Misinterpreting facial expressions

The Covington Catholic High School incident shows how preconceived notions lead people to misinterpret facial expressions.

L ast week a Covington Catholic School student wearing a MAGA hat was taunted by an American Indian and then falsely blamed for it. It was a classic example of fake news. But even more so is it a case of people believing they can determine a person's thinking by his facial expression. In the student's case, it was his smile. Conservatives saw it as tolerant, bemused, and beatific. Liberals saw it as an evil “smirk” and were literally enraged by it.

This being the Twitterzoic Era, the rage was instant and unconstrained by reason. One movie producer said the kid should be thrown in a woodchipper. Reza Aslan, a former CNN commentator noted for partaking in cannibalism, tweeted “Have you ever seen a more punchable face than this kid's?” A strange person named Kathy Griffin called the students “f***ers” [letters not starred out in the original] and demanded they be doxxed. The mob complied and doxxed the wrong person, ruining the person's wedding.

Nicholas Frankovich of the anti-Trump magazine National Review said the students “might as well have just spit on the cross” and compared them to the people humiliating Jesus in the final hours before his crucifixion. Others threatened the students and their school had to be closed for safety.

Some of these posts were later taken down or even apologized for when the true story came out. But they testify to the power of facial expressions to provoke rage and racial hatred.

Covington student
The famous picture of the Covington Catholic School student. The attacker's expression is not visible.

The expression was a taut smile, suggesting stress and mild amusement, with no hint of any fear or anger. But political left-wingers and former TV actresses saw it as a taunting expression and unanimously reacted to it with anger and rage.

What is a “smirk” and why does it evoke such outpourings of rage?

There's a big literature in social psychology about facial expressions. Facial expressions are a form of communication. People decide on the meaning of an expression within one second, and auto­matic­ally ‘mimic’ the expression in the process of emotional contagion.

Shlomo Hareli et al. found that subjects always interpret an angry expression as a sign of power.[1] This might be why political activists always portray themselves as angry about whatever they're protesting against. By contrast, expressions of fear or sadness are taken as a cue that the person has low social power. Thus, a courageous or non-fearful response to threat is taken as an assertion of power. Hareli writes:

A person showing anger was perceived as having more social power when this anger was responded to with fear or sadness than when it was responded to with neutrality or anger.

In a dyadic interaction, reactions that signal social dominance, such as anger and happiness, reduce the perception that the aggressor has power.

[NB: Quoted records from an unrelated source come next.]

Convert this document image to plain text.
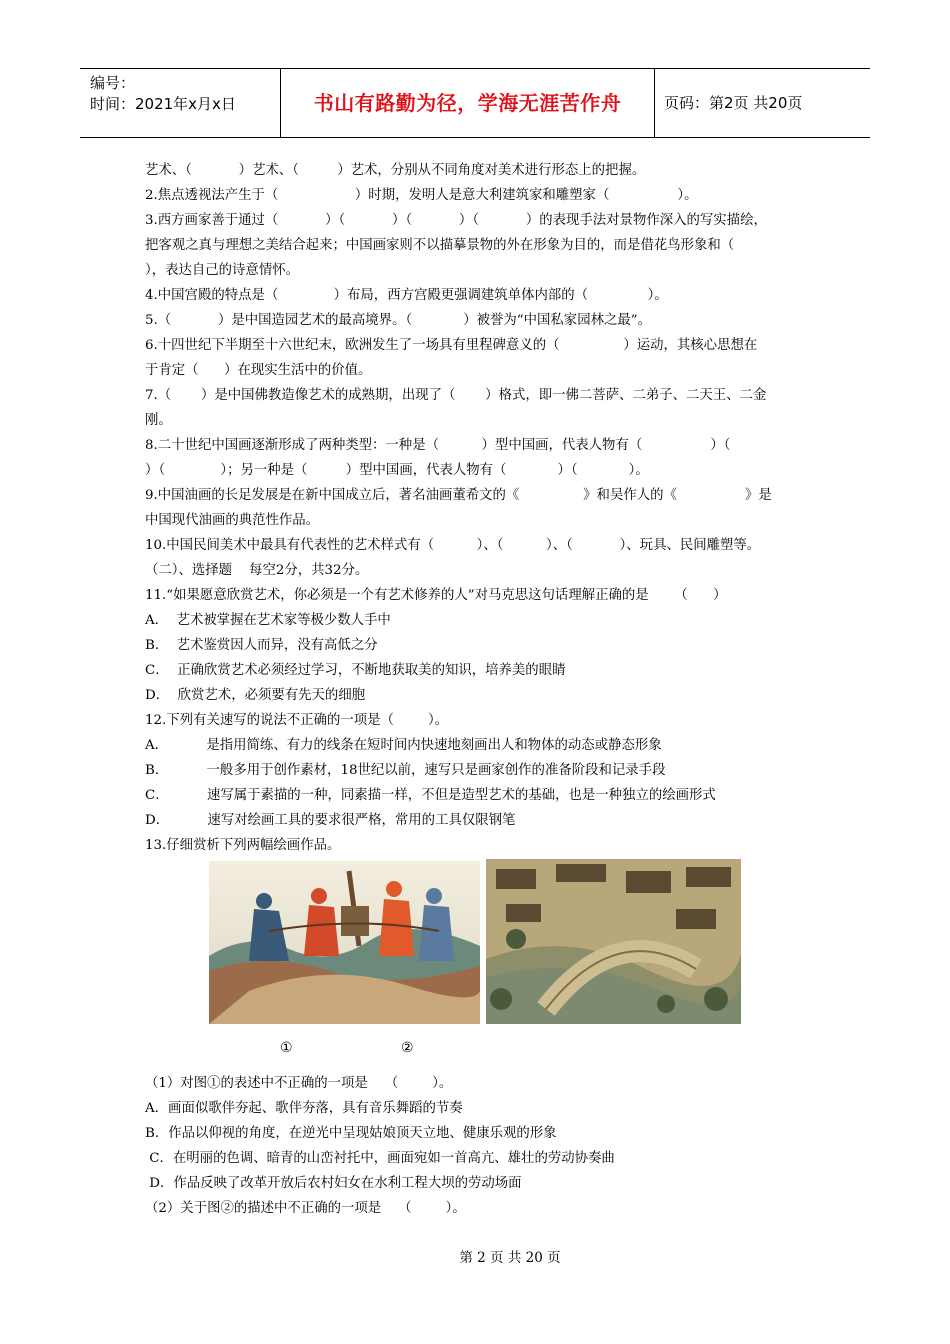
编号：
时间：2021年x月x日	书山有路勤为径，学海无涯苦作舟	页码：第2页 共20页

艺术、（           ）艺术、（         ）艺术，分别从不同角度对美术进行形态上的把握。

2.焦点透视法产生于（                  ）时期，发明人是意大利建筑家和雕塑家（                ）。

3.西方画家善于通过（           ）（           ）（           ）（           ）的表现手法对景物作深入的写实描绘，

把客观之真与理想之美结合起来；中国画家则不以描摹景物的外在形象为目的，而是借花鸟形象和（

），表达自己的诗意情怀。

4.中国宫殿的特点是（             ）布局，西方宫殿更强调建筑单体内部的（              ）。

5.（           ）是中国造园艺术的最高境界。（            ）被誉为“中国私家园林之最”。

6.十四世纪下半期至十六世纪末，欧洲发生了一场具有里程碑意义的（               ）运动，其核心思想在

于肯定（      ）在现实生活中的价值。

7.（       ）是中国佛教造像艺术的成熟期，出现了（       ）格式，即一佛二菩萨、二弟子、二天王、二金

刚。

8.二十世纪中国画逐渐形成了两种类型：一种是（          ）型中国画，代表人物有（                ）（

）（             ）；另一种是（         ）型中国画，代表人物有（            ）（            ）。

9.中国油画的长足发展是在新中国成立后，著名油画董希文的《               》和吴作人的《                》是

中国现代油画的典范性作品。

10.中国民间美术中最具有代表性的艺术样式有（          ）、（          ）、（           ）、玩具、民间雕塑等。

（二）、选择题    每空2分，共32分。

11.“如果愿意欣赏艺术，你必须是一个有艺术修养的人”对马克思这句话理解正确的是      （      ）

A．  艺术被掌握在艺术家等极少数人手中

B．  艺术鉴赏因人而异，没有高低之分

C．  正确欣赏艺术必须经过学习，不断地获取美的知识，培养美的眼睛

D．  欣赏艺术，必须要有先天的细胞

12.下列有关速写的说法不正确的一项是（        ）。

A．         是指用简练、有力的线条在短时间内快速地刻画出人和物体的动态或静态形象

B．         一般多用于创作素材，18世纪以前，速写只是画家创作的准备阶段和记录手段

C．         速写属于素描的一种，同素描一样，不但是造型艺术的基础，也是一种独立的绘画形式

D．         速写对绘画工具的要求很严格，常用的工具仅限钢笔

13.仔细赏析下列两幅绘画作品。

①	②

（1）对图①的表述中不正确的一项是    （        ）。

A．画面似歌伴夯起、歌伴夯落，具有音乐舞蹈的节奏

B．作品以仰视的角度，在逆光中呈现姑娘顶天立地、健康乐观的形象

C．在明丽的色调、暗青的山峦衬托中，画面宛如一首高亢、雄壮的劳动协奏曲

D．作品反映了改革开放后农村妇女在水利工程大坝的劳动场面

（2）关于图②的描述中不正确的一项是    （        ）。

第 2 页 共 20 页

Happiness signals that the person believes all is well and is mocking or denying the relevancy of the attacker's attempt to signal high power.

The student's case shows that the reverse is also true. If observers think the person is powerful and threatening, they are more likely to misinterpret his expression as one of contempt or hatred. The news media appear to believe there is some connection between a red MAGA hat and views they consider threatening. Their conditioned response to the hat, which appears comical to conservatives, is a classic reaction to perceived out-group threats.

Mondillon et al.[2] found that people perceived expressions of anger displayed by in-group and out-group members differently. Out-group faces take longer to process, so subjects incorrectly perceive the duration of out-group expressions to be longer.

Thus, the real reason for the rage was that the Twitterers expected a more submissive response. They misinterpreted the student's facial expression as contemptuous because they saw him as a member of an out-group that threatened their power and status. It is a classic case of how preconceived notions, and failure to portray the facial expressions of both parties in an argument, can have major political ramifications.

1 Hareli S et al (2018). Dyadic dynamics: the impact of emotional responses to facial expressions on the perception of power. Front Psychol 9, 1993. PMID 30410457, Full text link

2 Mondillon et al, Soc Neurosci 2007 2, 223–237 PMID 18633817 (paywalled).